A useful indicator has a strong color that changes quickly near its pKa. These traits are desirable so only a small amount of an indicator is needed. If a large amount of indicator is used, the indicator will effect the final pH, lowering the accuracy of the experiment. The indicator should also have a pKa value near the pH of the titration's endpoint. For example a analyte that is a weak base would require an indicator with a pKa less than 7. Choosing an indicator with a pKa near the endpoint's pH will also reduce error because the color change occurs sharply during the endpoint where the pH spikes, giving a more precise endpoint.

Figure 1: A Basic Titration Curve, The horizontal lines show the range of pH in which phenolphthalein (blue) and methyl orange (red) changes color. The middle line represents the pKa, while the two outer lines represent the end or start of the color changes. The peak and light blue highlights show the range in which the color changes will occur based on the amount of titrant added.

Notice that this reaction is between a weak acid and a strong base so phenolphthalein with a pKa of 9.1 would be a better choice than methyl orange with a pKa of 3.8. If in this reaction we were to use methyl orange as the indicator color changes would occur all throughout the region highlighted in pink. The data obtained would be hard to determine due to the large range of color change, and inaccurate as the color change does not even lie with the endpoint region.
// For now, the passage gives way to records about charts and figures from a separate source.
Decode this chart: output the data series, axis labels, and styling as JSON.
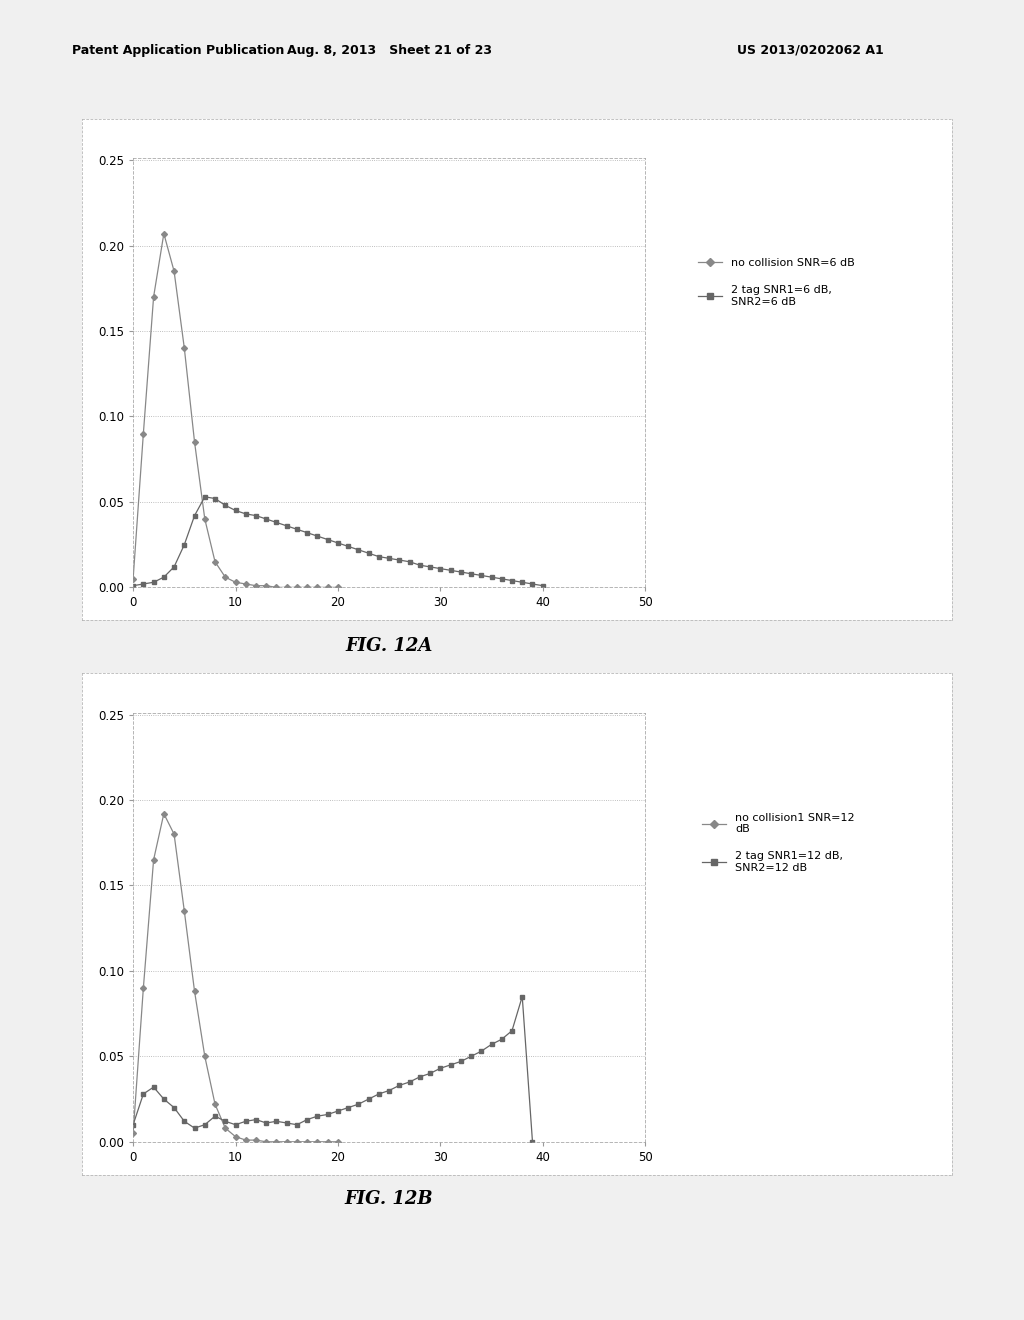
{
  "header_left": "Patent Application Publication",
  "header_mid": "Aug. 8, 2013   Sheet 21 of 23",
  "header_right": "US 2013/0202062 A1",
  "fig12a_label": "FIG. 12A",
  "fig12b_label": "FIG. 12B",
  "plot_bg": "#ffffff",
  "page_bg": "#f0f0f0",
  "legend1_line1": "no collision SNR=6 dB",
  "legend1_line2": "2 tag SNR1=6 dB,\nSNR2=6 dB",
  "legend2_line1": "no collision1 SNR=12\ndB",
  "legend2_line2": "2 tag SNR1=12 dB,\nSNR2=12 dB",
  "xlim": [
    0,
    50
  ],
  "ylim": [
    0,
    0.25
  ],
  "yticks": [
    0,
    0.05,
    0.1,
    0.15,
    0.2,
    0.25
  ],
  "xticks": [
    0,
    10,
    20,
    30,
    40,
    50
  ],
  "plot1_series1_x": [
    0,
    1,
    2,
    3,
    4,
    5,
    6,
    7,
    8,
    9,
    10,
    11,
    12,
    13,
    14,
    15,
    16,
    17,
    18,
    19,
    20
  ],
  "plot1_series1_y": [
    0.005,
    0.09,
    0.17,
    0.207,
    0.185,
    0.14,
    0.085,
    0.04,
    0.015,
    0.006,
    0.003,
    0.002,
    0.001,
    0.001,
    0.0,
    0.0,
    0.0,
    0.0,
    0.0,
    0.0,
    0.0
  ],
  "plot1_series2_x": [
    0,
    1,
    2,
    3,
    4,
    5,
    6,
    7,
    8,
    9,
    10,
    11,
    12,
    13,
    14,
    15,
    16,
    17,
    18,
    19,
    20,
    21,
    22,
    23,
    24,
    25,
    26,
    27,
    28,
    29,
    30,
    31,
    32,
    33,
    34,
    35,
    36,
    37,
    38,
    39,
    40
  ],
  "plot1_series2_y": [
    0.001,
    0.002,
    0.003,
    0.006,
    0.012,
    0.025,
    0.042,
    0.053,
    0.052,
    0.048,
    0.045,
    0.043,
    0.042,
    0.04,
    0.038,
    0.036,
    0.034,
    0.032,
    0.03,
    0.028,
    0.026,
    0.024,
    0.022,
    0.02,
    0.018,
    0.017,
    0.016,
    0.015,
    0.013,
    0.012,
    0.011,
    0.01,
    0.009,
    0.008,
    0.007,
    0.006,
    0.005,
    0.004,
    0.003,
    0.002,
    0.001
  ],
  "plot2_series1_x": [
    0,
    1,
    2,
    3,
    4,
    5,
    6,
    7,
    8,
    9,
    10,
    11,
    12,
    13,
    14,
    15,
    16,
    17,
    18,
    19,
    20
  ],
  "plot2_series1_y": [
    0.005,
    0.09,
    0.165,
    0.192,
    0.18,
    0.135,
    0.088,
    0.05,
    0.022,
    0.008,
    0.003,
    0.001,
    0.001,
    0.0,
    0.0,
    0.0,
    0.0,
    0.0,
    0.0,
    0.0,
    0.0
  ],
  "plot2_series2_x": [
    0,
    1,
    2,
    3,
    4,
    5,
    6,
    7,
    8,
    9,
    10,
    11,
    12,
    13,
    14,
    15,
    16,
    17,
    18,
    19,
    20,
    21,
    22,
    23,
    24,
    25,
    26,
    27,
    28,
    29,
    30,
    31,
    32,
    33,
    34,
    35,
    36,
    37,
    38,
    39
  ],
  "plot2_series2_y": [
    0.01,
    0.028,
    0.032,
    0.025,
    0.02,
    0.012,
    0.008,
    0.01,
    0.015,
    0.012,
    0.01,
    0.012,
    0.013,
    0.011,
    0.012,
    0.011,
    0.01,
    0.013,
    0.015,
    0.016,
    0.018,
    0.02,
    0.022,
    0.025,
    0.028,
    0.03,
    0.033,
    0.035,
    0.038,
    0.04,
    0.043,
    0.045,
    0.047,
    0.05,
    0.053,
    0.057,
    0.06,
    0.065,
    0.085,
    0.0
  ]
}
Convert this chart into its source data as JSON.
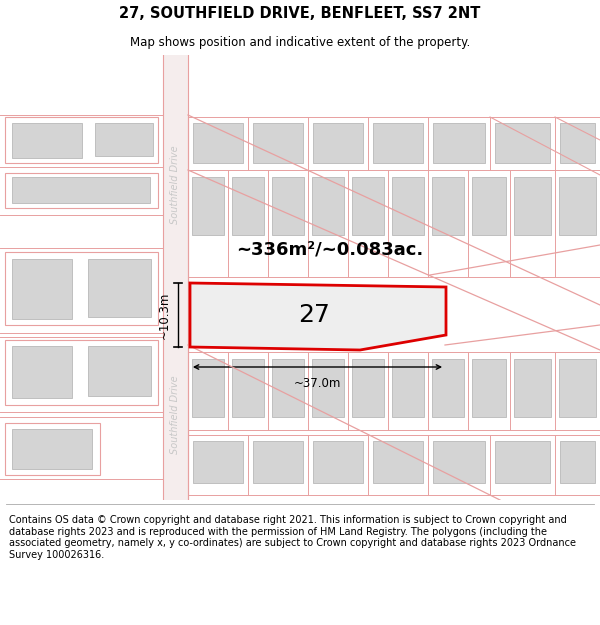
{
  "title": "27, SOUTHFIELD DRIVE, BENFLEET, SS7 2NT",
  "subtitle": "Map shows position and indicative extent of the property.",
  "footer": "Contains OS data © Crown copyright and database right 2021. This information is subject to Crown copyright and database rights 2023 and is reproduced with the permission of HM Land Registry. The polygons (including the associated geometry, namely x, y co-ordinates) are subject to Crown copyright and database rights 2023 Ordnance Survey 100026316.",
  "area_label": "~336m²/~0.083ac.",
  "width_label": "~37.0m",
  "height_label": "~10.3m",
  "plot_number": "27",
  "bg_color": "#ffffff",
  "map_bg": "#ffffff",
  "road_line_color": "#e8a0a0",
  "building_fill": "#d4d4d4",
  "building_edge": "#b8b8b8",
  "plot_fill": "#eeeeee",
  "plot_edge": "#dd0000",
  "street_text_color": "#c8c8c8",
  "title_fontsize": 10.5,
  "subtitle_fontsize": 8.5,
  "footer_fontsize": 7.0,
  "area_fontsize": 13,
  "dim_fontsize": 8.5,
  "plot_label_fontsize": 18
}
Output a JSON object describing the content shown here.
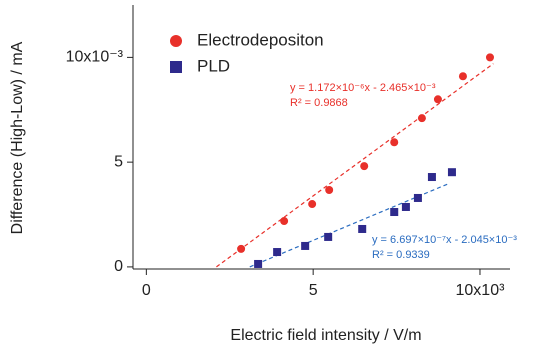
{
  "chart_data": {
    "type": "scatter",
    "x_label": "Electric field intensity / V/m",
    "y_label": "Difference (High-Low) / mA",
    "xlim": [
      -0.4,
      10.9
    ],
    "ylim": [
      -0.1,
      12.5
    ],
    "xticks": [
      0,
      5,
      {
        "value": 10,
        "label": "10x10³"
      }
    ],
    "yticks": [
      0,
      5,
      {
        "value": 10,
        "label": "10x10⁻³"
      }
    ],
    "series": [
      {
        "name": "Electrodepositon",
        "color": "#e8302a",
        "marker": "circle",
        "x": [
          2.84,
          4.13,
          4.97,
          5.48,
          6.53,
          7.43,
          8.26,
          8.74,
          9.49,
          10.3
        ],
        "values": [
          0.86,
          2.19,
          3.0,
          3.67,
          4.81,
          5.95,
          7.1,
          8.0,
          9.1,
          10.0
        ],
        "fit": {
          "x": [
            2.1,
            10.4
          ],
          "values": [
            0,
            9.7
          ]
        },
        "equation": "y = 1.172×10⁻⁶x - 2.465×10⁻³",
        "r2": "R² = 0.9868"
      },
      {
        "name": "PLD",
        "color": "#2e2a8c",
        "marker": "square",
        "fit_color": "#2a6cc0",
        "x": [
          3.35,
          3.92,
          4.76,
          5.45,
          6.47,
          7.43,
          7.78,
          8.14,
          8.56,
          9.16
        ],
        "values": [
          0.14,
          0.71,
          1.0,
          1.43,
          1.81,
          2.62,
          2.86,
          3.29,
          4.29,
          4.52
        ],
        "fit": {
          "x": [
            3.1,
            9.1
          ],
          "values": [
            0,
            4.0
          ]
        },
        "equation": "y = 6.697×10⁻⁷x - 2.045×10⁻³",
        "r2": "R² = 0.9339"
      }
    ]
  }
}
Phenolphthalein on the other hand changes color rapidly near the endpoint allowing for more accurate data to be gathered.

Figure 2Titration Demonstration, The picture was taken during a vinegar titration lab. C2H4O2(aq) - acetic acid- was titrated against NaOH (aq) - sodium hydroxide - using phenolphthalein as indicator. The image on the right is submicroscopic view of the titration reaction featuring C2H4O2(aq), which is partially dissociated and NaOH (aq) that is completely dissociated into Na+(aq) in purple and OH-(aq).

Multiply the volume of reagent added to get to the endpoint, with the molarity of the reagent to find the moles of reagent used. With the balanced equation of the acid-base reaction in question to find the moles of unknown substance. Then the original molarity can be calculated by dividing through with the initial volume.

Note

For example an unknown molarity of $$HCl$$ acts as the analyte. 50 mL of it is placed into a flask and a 0.1 M solution of $$NaOH$$ will be the reagent. The endpoint is $$pH= 7$$ so litmus, with a pKa of 6.5 is chosen. The color of the solution changes when 10 mL of 0.1 M $$NaOH$$ is added.

The balanced neutralization reaction:

$HCl_{(aq)} + NaOH_{(aq)} \rightarrow H_2O_{(l)} + Na^+ + Cl^-$

Or just the net ionic equation

$H^+ + OH^- \rightarrow H_2O_{(l)}$

The following equation can then be derived

$X= (0.1\; M \;\; NaOH) (10\;mL) \left(\dfrac{1\;L}{1000\; mL} \right) \left( \dfrac{1\;mol\; NaOH}{1\; mol \; OH^-} \right)$

$H^+ = X \;\; HCl$

$$X = 0.0010 \;mol \;of\; HCl$$

The molarity is now easily solved for

$\dfrac{0.0010\; mol\; HCl}{0.050\; L} = 0.020\;M \;HCl$

References

1. Reactions of Acids and Bases in Analytical Chemistry. Hulanicki, A. and Masson, M.R. New York: Halsted Press, 1987.
2. Aqueous Acid-Base Equilibria and Titrations. Levie, Robert De. New York : Oxford University Press, 1999.